New software and product support as of September 30, 2005

   $17.4    $12.2    ($5.2 )
    
  
  

New software and product support as of January 1, 2004

   $26.5    $18.6    ($7.9 )
    
  
  

 

(F) To eliminate $40.6 million mandatorily redeemable convertible preferred and common stock that was converted to common stock in conjunction with the A4 Acquisition.

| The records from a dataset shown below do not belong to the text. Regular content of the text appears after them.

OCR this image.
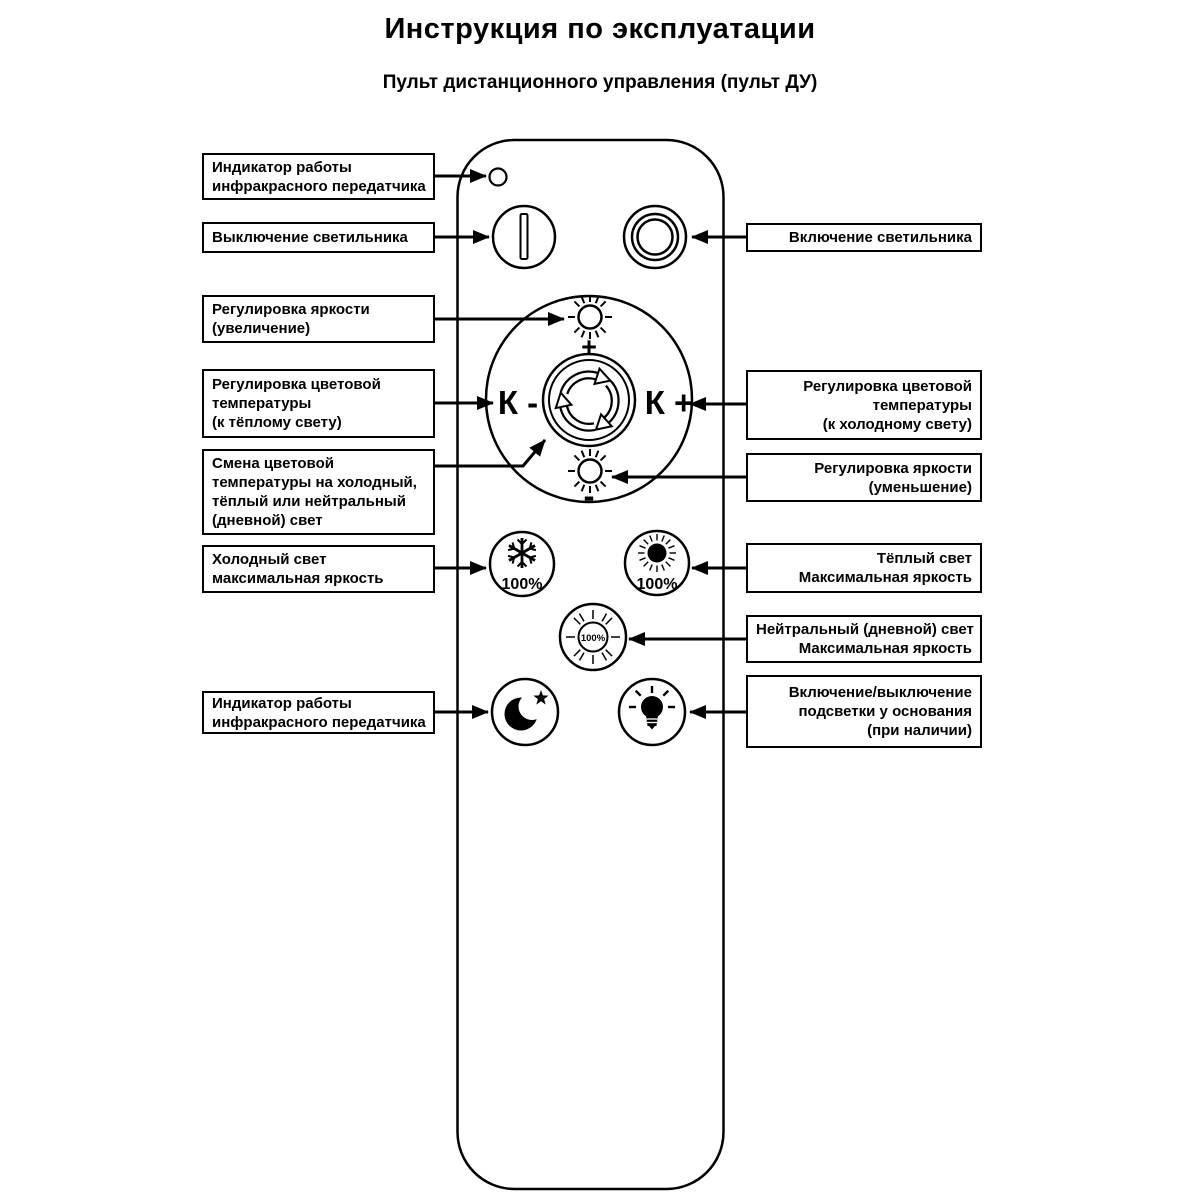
Инструкция по эксплуатации
Пульт дистанционного управления (пульт ДУ)
+
К -	К +
-
100%	100%
100%
Индикатор работы
инфракрасного передатчика
Выключение светильника
Регулировка яркости
(увеличение)
Регулировка цветовой
температуры
(к тёплому свету)
Смена цветовой
температуры на холодный,
тёплый или нейтральный
(дневной) свет
Холодный свет
максимальная яркость
Индикатор работы
инфракрасного передатчика
Включение светильника
Регулировка цветовой
температуры
(к холодному свету)
Регулировка яркости
(уменьшение)
Тёплый свет
Максимальная яркость
Нейтральный (дневной) свет
Максимальная яркость
Включение/выключение
подсветки у основания
(при наличии)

(G) To record the following adjustments to stockholders’ equity:

 

     (in millions)

 

To record net proceeds from the Offering

   $125.4  

To record the issuance of approximately 3,500,000 shares for A4’s outstanding common stock

   63.7  

To eliminate A4’s historical stockholders’ equity

   (12.2 )

To record cash paid for the repurchase of 1,250,000 shares of our common stock from IDX

   (21.6 )
    

Total adjustments to stockholders’ equity

   $155.3  
    

 

(H) The cash purchase price payment for the A4 Acquisition and the cash purchase price for the IDX stock repurchase would have resulted in a decrease in interest income for the nine months ended September 30, 2005 and the year ended December 31, 2004, as presented below.

 

(in millions)


   Interest income
as reported


   Revised interest
income-pro forma


   Decrease

 

For the nine months ended September 30, 2005

   $2.9    $0.2    ($2.7 )
    
  
  

For the year ended December 31, 2004

   $1.7    $0.3    ($1.4 )
    
  
  

 

(I) In July 2004, Allscripts completed a private placement of $82.5 million of 3.50% senior convertible debentures due 2024. These notes can be converted, in certain circumstances, into 7,329,424 shares of our common stock, subject to adjustment. The pro forma condensed combined financial statements have been presented under the assumption that these notes were issued as of January 1, 2004. This assumption resulted in a pro forma adjustment of $1.7 million in additional interest expense, which consisted of $1.4 million in interest expense and $0.3 million in additional amortization of debt issuance costs.

 

(J) To reverse A4’s income tax provision (benefit) to reflect the tax provision related to the pro forma net income (loss) of the combined statements of operations for the nine months ended September 30, 2005 and for the year ended December 31, 2004.

 

(K) Represents the 3,500,000 shares issued in conjunction with the A4 Acquisition, the issuance of 7,300,000 shares of common stock in the Offering and the repurchase of 1,250,000 shares of our common stock from IDX.